Est-il démagogique de consulter son peuple ? Non en général : la démocratie ne se résume pas aux processus électoraux, mais elle ne peut tout de même pas les exclure… Et non en l’occurrence, pour deux raisons. Le système politique grec est décrédibilisé (séparation entre les élites et la population), et menacé (la majorité friable de Papandreou), des législatives immédiates menaçant de compliquer encore l’affaire. Le référendum se perd souvent, il est vrai, dans une logique plébiscitaire – justement tenue en horreur par des pays qui en ont connu les ravages comme l’Allemagne… Mais la procédure référendaire pourrait être, dans le cas de la Grèce, l’occasion d’une pédagogie de la crise que ne donneront nul débat parlementaire, nulle élection parlementaire.

A condition, certes, que la question référendaire n’apparaisse pas “dictée” par les partenaires européens. A cet égard, l’idée qui court selon laquelle le premier ministre grec aurait été “convoqué” au G20 de Cannes, en particulier pour se voir fermement inspirer la question à poser à son peuple, n’est pas seulement méprisante, elle est irresponsable.

QUELLE DÉMOCRATIE POUR L’EUROPE ?

Tout ceci conduit hélas à poser à nouveau la question de la conception de la démocratie que l’on se fait dans le monde – idéal, naturellement – de la construction européenne. Longtemps les souverainistes de tout poil ont paru se battre contre le “sens de l’histoire”, quand ils rappelaient que seul l’Etat nation pouvait être le creuset de l’expression démocratique des peuples. On pouvait effectivement critiquer cette position à un moment où l’on tentait de mettre en place les institutions d’une véritable “démocratie européenne”.

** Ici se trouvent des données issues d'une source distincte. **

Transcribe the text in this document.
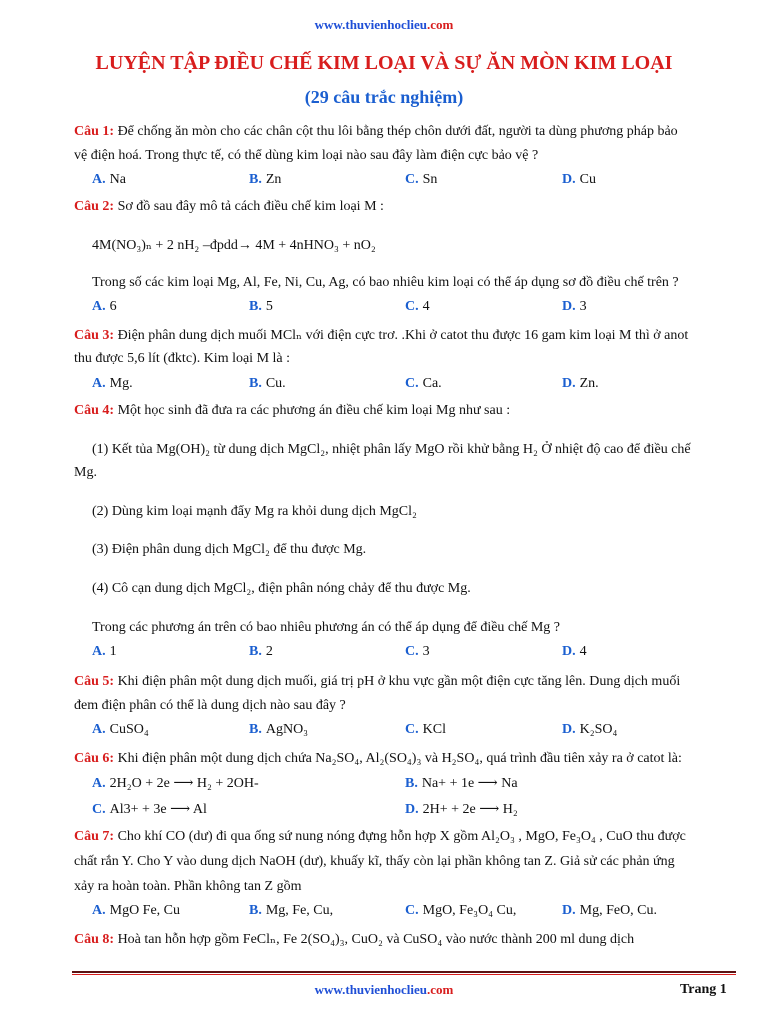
www.thuvienhoclieu.com
LUYỆN TẬP ĐIỀU CHẾ KIM LOẠI VÀ SỰ ĂN MÒN KIM LOẠI
(29 câu trắc nghiệm)
Câu 1: Để chống ăn mòn cho các chân cột thu lôi bằng thép chôn dưới đất, người ta dùng phương pháp bảo
vệ điện hoá. Trong thực tế, có thể dùng kim loại nào sau đây làm điện cực bảo vệ ?
A. Na	B. Zn	C. Sn	D. Cu
Câu 2: Sơ đồ sau đây mô tả cách điều chế kim loại M :
4M(NO₃)ₙ + 2 nH₂ –đpdd→ 4M + 4nHNO₃ + nO₂
Trong số các kim loại Mg, Al, Fe, Ni, Cu, Ag, có bao nhiêu kim loại có thể áp dụng sơ đồ điều chế trên ?
A. 6	B. 5	C. 4	D. 3
Câu 3: Điện phân dung dịch muối MClₙ với điện cực trơ. .Khi ở catot thu được 16 gam kim loại M thì ở anot
thu được 5,6 lít (đktc). Kim loại M là :
A. Mg.	B. Cu.	C. Ca.	D. Zn.
Câu 4: Một học sinh đã đưa ra các phương án điều chế kim loại Mg như sau :
(1) Kết tủa Mg(OH)₂ từ dung dịch MgCl₂, nhiệt phân lấy MgO rồi khử bằng H₂ Ở nhiệt độ cao để điều chế
Mg.
(2) Dùng kim loại mạnh đẩy Mg ra khỏi dung dịch MgCl₂
(3) Điện phân dung dịch MgCl₂ để thu được Mg.
(4) Cô cạn dung dịch MgCl₂, điện phân nóng chảy để thu được Mg.
Trong các phương án trên có bao nhiêu phương án có thể áp dụng để điều chế Mg ?
A. 1	B. 2	C. 3	D. 4
Câu 5: Khi điện phân một dung dịch muối, giá trị pH ở khu vực gần một điện cực tăng lên. Dung dịch muối
đem điện phân có thể là dung dịch nào sau đây ?
A. CuSO₄	B. AgNO₃	C. KCl	D. K₂SO₄
Câu 6: Khi điện phân một dung dịch chứa Na₂SO₄, Al₂(SO₄)₃ và H₂SO₄, quá trình đầu tiên xảy ra ở catot là:
A. 2H₂O + 2e ⟶ H₂ + 2OH-	B. Na+ + 1e ⟶ Na
C. Al3+ + 3e ⟶ Al	D. 2H+ + 2e ⟶ H₂
Câu 7: Cho khí CO (dư) đi qua ống sứ nung nóng đựng hỗn hợp X gồm Al₂O₃ , MgO, Fe₃O₄ , CuO thu được
chất rắn Y. Cho Y vào dung dịch NaOH (dư), khuấy kĩ, thấy còn lại phần không tan Z. Giả sử các phản ứng
xảy ra hoàn toàn. Phần không tan Z gồm
A. MgO Fe, Cu	B. Mg, Fe, Cu,	C. MgO, Fe₃O₄ Cu,	D. Mg, FeO, Cu.
Câu 8: Hoà tan hỗn hợp gồm FeClₙ, Fe 2(SO₄)₃, CuO₂ và CuSO₄ vào nước thành 200 ml dung dịch
www.thuvienhoclieu.com	Trang 1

Aujourd’hui, l’échec de cette mise en place est patent. Le Parlement travaille certes, étend ses compétences, mais crie souvent dans le désert. La Commission est désormais incertaine de sa place dans les institutions européennes : elle est souvent tentée de se faire discrète, lasse de prendre les coups, et est mal écoutée. La démocratie européenne, ce serait donc le Conseil européen, dans ses multiples formations (y compris l’Eurogroupe), puisqu’il représente les Etats.

Et voici qu’une nouvelle marche nous hisse au stade suprême de la démocratie intergouvernementale : les gouvernements sont vivement priés de ne plus consulter leurs peuples en cas de danger d’avis contraires… Tout se passe comme si, après s’être crue saisie et trahie par les “technocrates” de la Commission dans les années 1990, l’Union se retrouvait aux mains d’un Conseil de “techno-politiques”, bientôt et paradoxalement tout aussi séparés de leurs peuples.

Il est certes urgent de régler la crise grecque – pour les Grecs, et pour les autres crises, qui se profilent à l’horizon. Mais il est tout aussi urgent de s’interroger sur les modes de fonctionnement de l’Union, monétaire ou non. Le fonctionnement actuel de l’Union ne conduit-il pas à la fois à l’impuissance et l’éloignement progressif des peuples – source d’une impuissance à terme redoublée, et dangereuse ? Car le risque est énorme. Il est celui du renfermement sur eux-mêmes pour tous les peuples – pour les bonnes ou mauvaises raisons qui leur sont propres. Le délitement, ou même l’éclatement, de la construction européenne ne seront pas d’abord institutionnels, il seront moraux : et ils nous guettent.

Par Dominique David, directeur exécutif de l’Institut français des relations internationales.